Arielle Schwartz, PhD
Licensed clinical psychologist in private practice in Boulder, CO. Author of The Complex PTSD Workbook: A Mind-Body Approach to Regaining Emotional Control and Becoming Whole.
Dr. Schwartz has disclosed that she has no relevant financial or other interests in any commercial companies pertaining to this educational activity.
TCPR: We’ve been hearing more the last few years about the concept of complex PTSD. I know that there are similarities with conventional PTSD—which is covered in the DSM-5—but can you explain to our readers how complex PTSD is different from conventional PTSD?

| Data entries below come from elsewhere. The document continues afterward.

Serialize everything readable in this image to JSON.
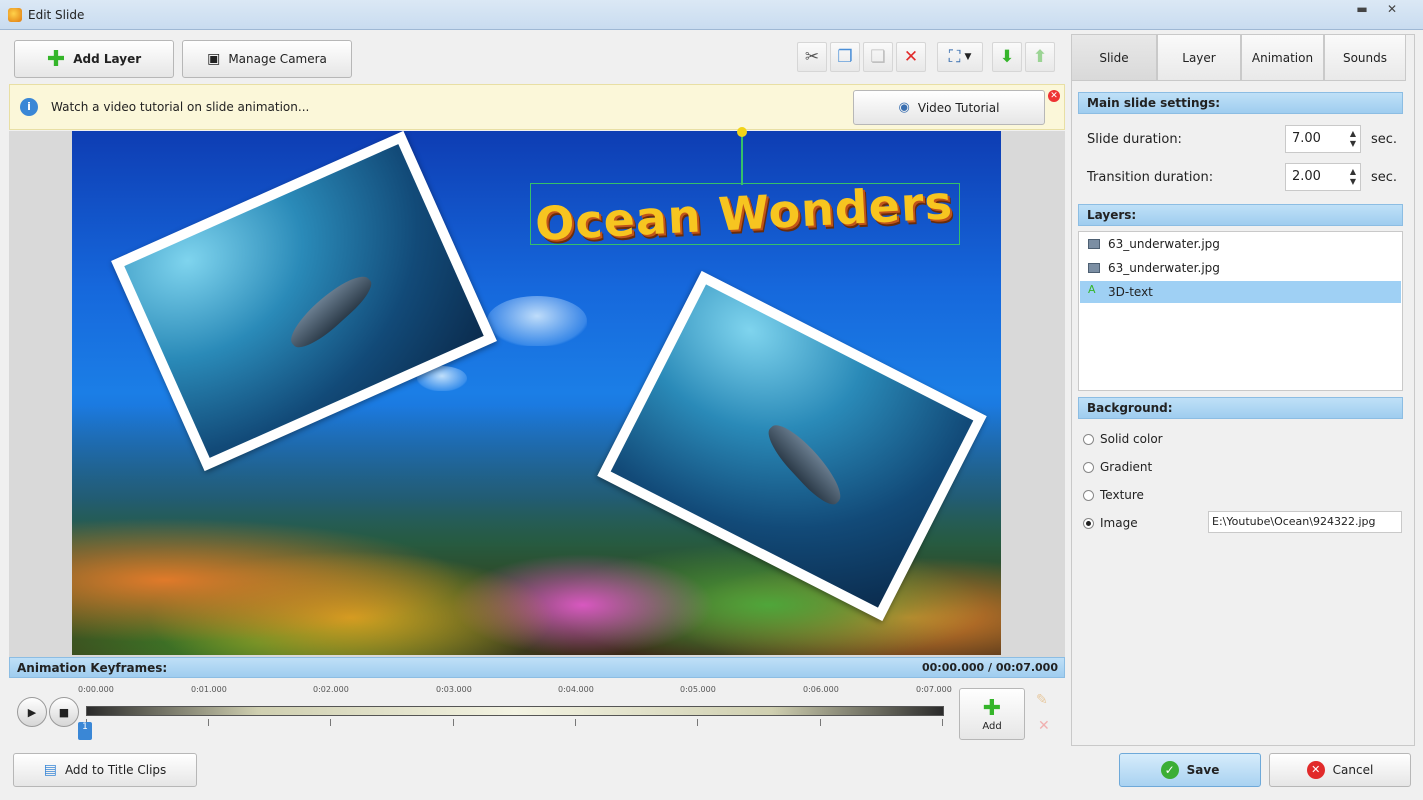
{
  "window": {
    "title": "Edit Slide"
  },
  "toolbar": {
    "add_layer": "Add Layer",
    "manage_camera": "Manage Camera"
  },
  "tutorial_bar": {
    "message": "Watch a video tutorial on slide animation...",
    "button": "Video Tutorial"
  },
  "canvas": {
    "title_text": "Ocean Wonders"
  },
  "keyframes": {
    "label": "Animation Keyframes:",
    "time": "00:00.000 / 00:07.000",
    "ticks": [
      "0:00.000",
      "0:01.000",
      "0:02.000",
      "0:03.000",
      "0:04.000",
      "0:05.000",
      "0:06.000",
      "0:07.000"
    ],
    "add_label": "Add",
    "marker_label": "1"
  },
  "bottom": {
    "add_to_title_clips": "Add to Title Clips",
    "save": "Save",
    "cancel": "Cancel"
  },
  "tabs": [
    "Slide",
    "Layer",
    "Animation",
    "Sounds"
  ],
  "slide_settings": {
    "header": "Main slide settings:",
    "slide_duration_label": "Slide duration:",
    "slide_duration": "7.00",
    "transition_duration_label": "Transition duration:",
    "transition_duration": "2.00",
    "unit": "sec."
  },
  "layers": {
    "header": "Layers:",
    "items": [
      "63_underwater.jpg",
      "63_underwater.jpg",
      "3D-text"
    ],
    "selected": "3D-text"
  },
  "background": {
    "header": "Background:",
    "options": [
      "Solid color",
      "Gradient",
      "Texture",
      "Image"
    ],
    "selected": "Image",
    "image_path": "E:\\Youtube\\Ocean\\924322.jpg"
  },
  "colors": {
    "accent": "#9fcdef",
    "selection": "#9fd0f4",
    "info_bar": "#fbf7d9"
  }
}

Dr. Schwartz: The first thing that I would say is that complex PTSD can sometimes be harder to spot and diagnose, because when we’re looking for symptoms of conventional PTSD, we’re often looking for that first criterion: Has there been a single event that your patient would consider traumatic? In general, was the patient exposed to any major negative event? But with complex PTSD, it’s about a period of exposure to many sequential traumatic events, or it’s a chronic exposure to high stress, where there is either no real escape from the stress or a perception that there is no way to leave the situation. One thing that can make complex PTSD more difficult to diagnose is that there may not be a single traumatic event. In addition, it can be challenging to differentiate a diagnosis from other masking or coexisting conditions (Knipe J. EMDR Toolbox: Theory and Treatment of Complex PTSD and Dissociation. New York, NY: Springer Publishing; 2015).
TCPR: Can you give us some examples of the kinds of events that would cause complex PTSD?
Dr. Schwartz: Sure. I’d start by saying that sometimes the void or lack of something can lead to complex PTSD, and that there isn’t specifically something that has caused it. For example, PTSD could have resulted after a child grew up in a home where basic needs were provided for, but where there was a lack of attunement, attachment, and understanding of this child. That can give the child a deep sense that “I don’t belong or feel loved,” that “I shouldn’t be here and there’s something wrong with me.” This can have a crossover to what we think of as attachment disorder or developmental trauma, and in those cases what we’re looking at really is neglect. Chronic neglect can occur in different scenarios, such as growing up with a caregiver who had a significant mental illness, such as severe depression or schizophrenia, or growing up with a parent who was repeatedly incarcerated.
TCPR: In mentioning attachment disorder and developmental trauma, is this the part of the patient interview where we might ask if the patient was abused physically, verbally, or sexually as a child? Are those the kinds of questions that will elicit a history consistent with complex PTSD?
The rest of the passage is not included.